LA High School Football Team Goes for 2-Point Conversion While Up 104-0

Inglewood High beat Inglewood Morningside 106-0 on Friday night

A stock view of footballs sitting on the field
A stock view of footballs sitting on the field before a game.
Patrick Gorski/Icon Sportswire via Getty

In what was labeled “a classless move” by Inglewood Morningside football coach Brian Collins, the Inglewood High coaching staff opted to have quarterback Justyn Martin throw for a two-point conversion while the team was leading 104-0 on Friday night during an incredibly lopsided high school football game in California.

Much to the chagrin of Collins and his overmatched team, Martin, who had 13 touchdown passes in the blowout win and is committed to play for UCLA next year, converted to give Inglewood High its final 106-point margin of victory.

Considering that Inglewood head coach Mil’Von James, who was fired from a previous job in 2016 for using ineligible players, resisted allowing the refs to switch to a running clock despite getting out to a 59-0 lead in the first quarter, Martin going for two shouldn’t really have been all that much of a surprise.

“The refs asked them to run the clock and they refused,” Collins told The Los Angeles Times. “I wouldn’t do that to any team — keep your quarterback commit to UCLA in until the end of the game, taking a chance with an injury. It wasn’t good sportsmanship.”

The California Interscholastic Federation-Southern Section, the governing body for high school athletics in most of southern California, condemned Inglewood High running up the score against Morningside.

“The CIF Southern Section expects that all athletic contests are to be conducted under the strictest code of good sportsmanship,” per the CIF-SS. “We expect coaches, players, officials, administrators and students to adhere to the Six Pillars of Character — Trustworthiness, Respect, Responsibility, Fairness, Caring and Citizenship. A score of 106-0 does not represent these ideals. The CIF-SS condemns, in the strongest terms, results such as these. It is our expectation that the Inglewood administration will work towards putting in place an action plan so that an event such as this does not repeat itself.”

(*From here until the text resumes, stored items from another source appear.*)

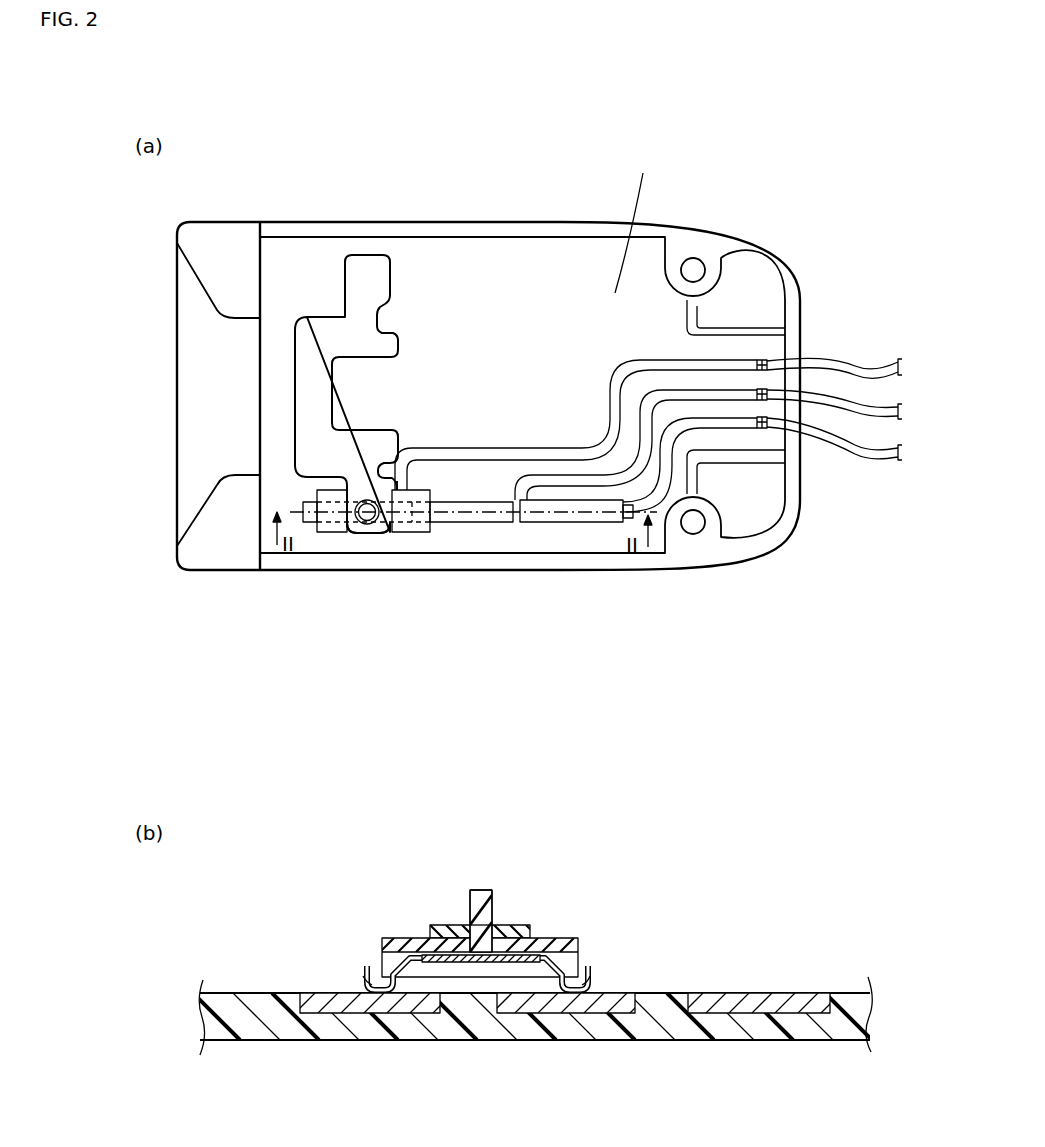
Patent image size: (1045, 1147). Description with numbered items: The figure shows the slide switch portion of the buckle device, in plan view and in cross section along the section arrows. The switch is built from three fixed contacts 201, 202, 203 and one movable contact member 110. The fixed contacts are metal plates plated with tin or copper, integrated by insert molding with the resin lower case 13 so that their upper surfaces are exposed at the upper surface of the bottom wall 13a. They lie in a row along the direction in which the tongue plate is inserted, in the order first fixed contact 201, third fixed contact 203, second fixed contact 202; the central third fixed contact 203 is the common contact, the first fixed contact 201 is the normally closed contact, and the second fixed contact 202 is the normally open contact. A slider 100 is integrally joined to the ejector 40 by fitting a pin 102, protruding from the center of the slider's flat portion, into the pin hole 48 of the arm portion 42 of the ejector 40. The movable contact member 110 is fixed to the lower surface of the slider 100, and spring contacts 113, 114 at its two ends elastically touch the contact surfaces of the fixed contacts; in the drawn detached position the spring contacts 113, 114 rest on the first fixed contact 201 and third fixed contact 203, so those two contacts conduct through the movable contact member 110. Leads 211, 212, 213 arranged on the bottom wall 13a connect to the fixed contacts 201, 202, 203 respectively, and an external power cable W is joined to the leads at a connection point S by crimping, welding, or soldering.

The lower case 13 is at (515, 221).
The bottom wall 13a is at (848, 1000).
The ejector 40 is at (295, 396).
The arm portion 42 is at (360, 477).
The pin hole 48 is at (370, 520).
The pin 102 is at (478, 893).
The slider 100 is at (334, 533).
The movable contact member 110 is at (454, 964).
The spring contact 113 is at (362, 976).
The spring contact 114 is at (598, 972).
The first fixed contact 201 is at (312, 523).
The second fixed contact 202 is at (557, 522).
The third fixed contact 203 is at (477, 522).
The lead 211 is at (537, 452).
The lead 212 is at (693, 420).
The lead 213 is at (633, 440).
The connection point S is at (768, 421).
The external power cable W is at (868, 446).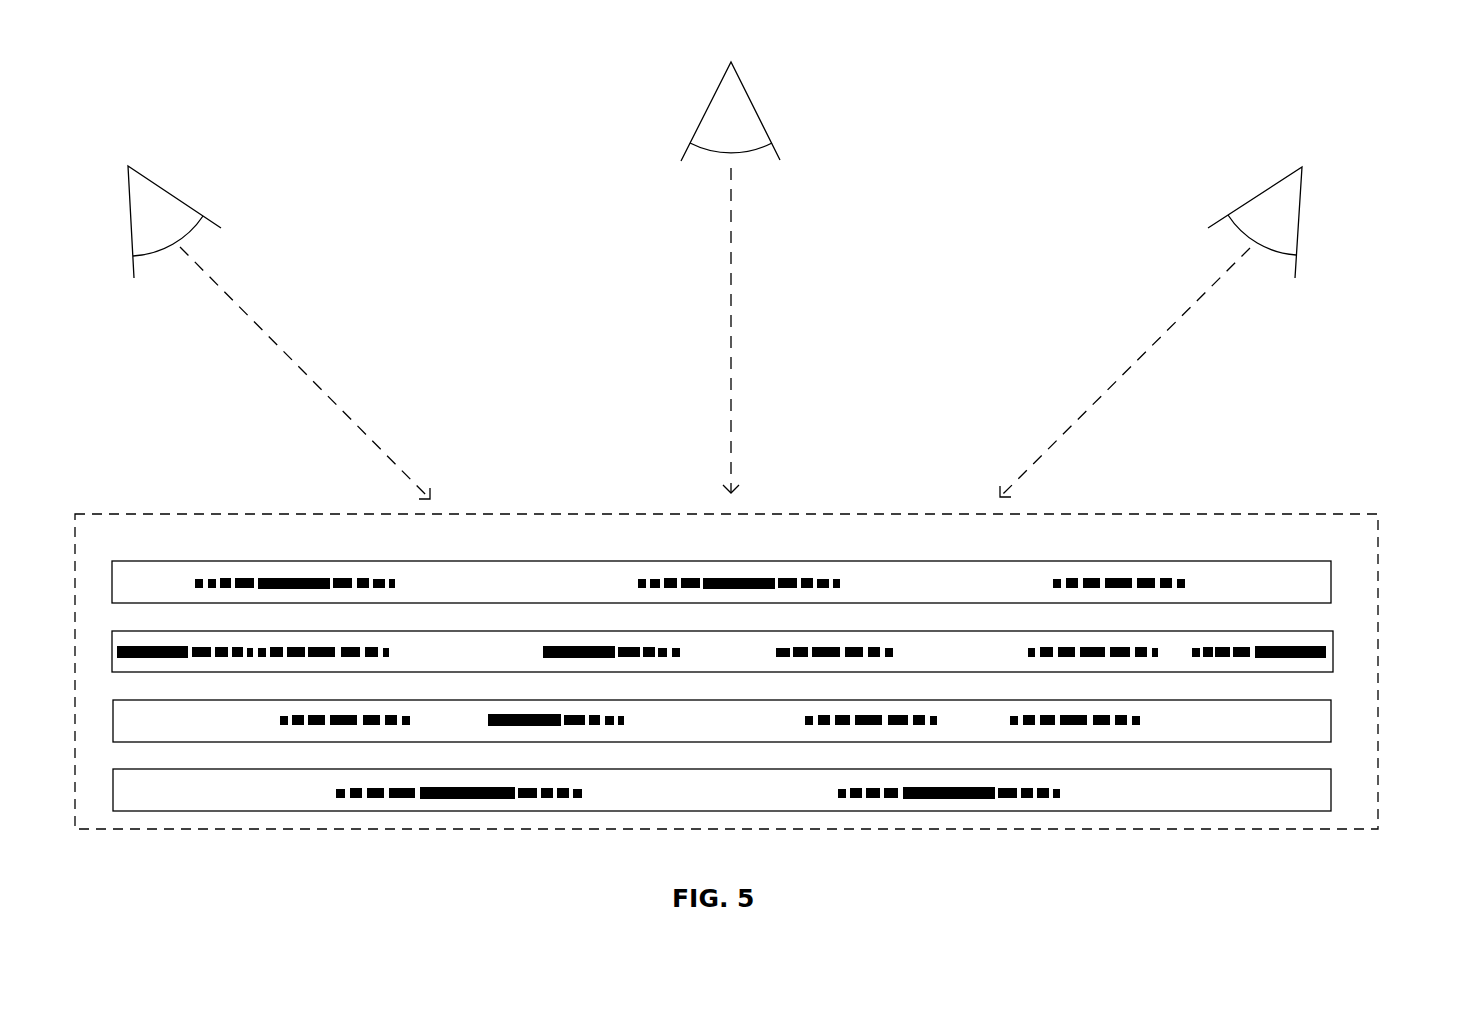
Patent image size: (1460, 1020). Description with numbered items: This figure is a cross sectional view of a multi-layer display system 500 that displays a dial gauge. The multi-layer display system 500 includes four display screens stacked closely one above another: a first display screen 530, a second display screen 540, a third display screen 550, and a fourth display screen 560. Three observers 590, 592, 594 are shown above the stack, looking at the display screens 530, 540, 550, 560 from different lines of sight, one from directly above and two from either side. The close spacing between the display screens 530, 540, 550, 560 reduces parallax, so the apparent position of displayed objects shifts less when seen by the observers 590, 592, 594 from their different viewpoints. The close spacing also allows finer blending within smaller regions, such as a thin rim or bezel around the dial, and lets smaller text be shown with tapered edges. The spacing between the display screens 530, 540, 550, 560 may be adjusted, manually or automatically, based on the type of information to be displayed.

Matt Poston, a math teacher and the head football coach at Tesoro High School in Ladera Ranch, also took a shot at Inglewood High. “Just read about a Southern CA school winning a game 106-0, throwing 13 TDs passes, and going for 2 being up 100 points. (I hope I’m reading this wrong.),” he wrote on Twitter. “We’re supposed to be teaching young men life lessons through the game. What message was this staff teaching last night? Sad.”

Morningside finishes the season at 2-8, while Inglewood ends at 8-0 and will play in the Southern Section Division 2 playoffs. If karma exists, Inglewood won’t go far. For Collins and Morningside, there’s always next year.

“I’m going to print out the score real big and put it in the weight room so they can see it every day and use it as positive reminder,” he said.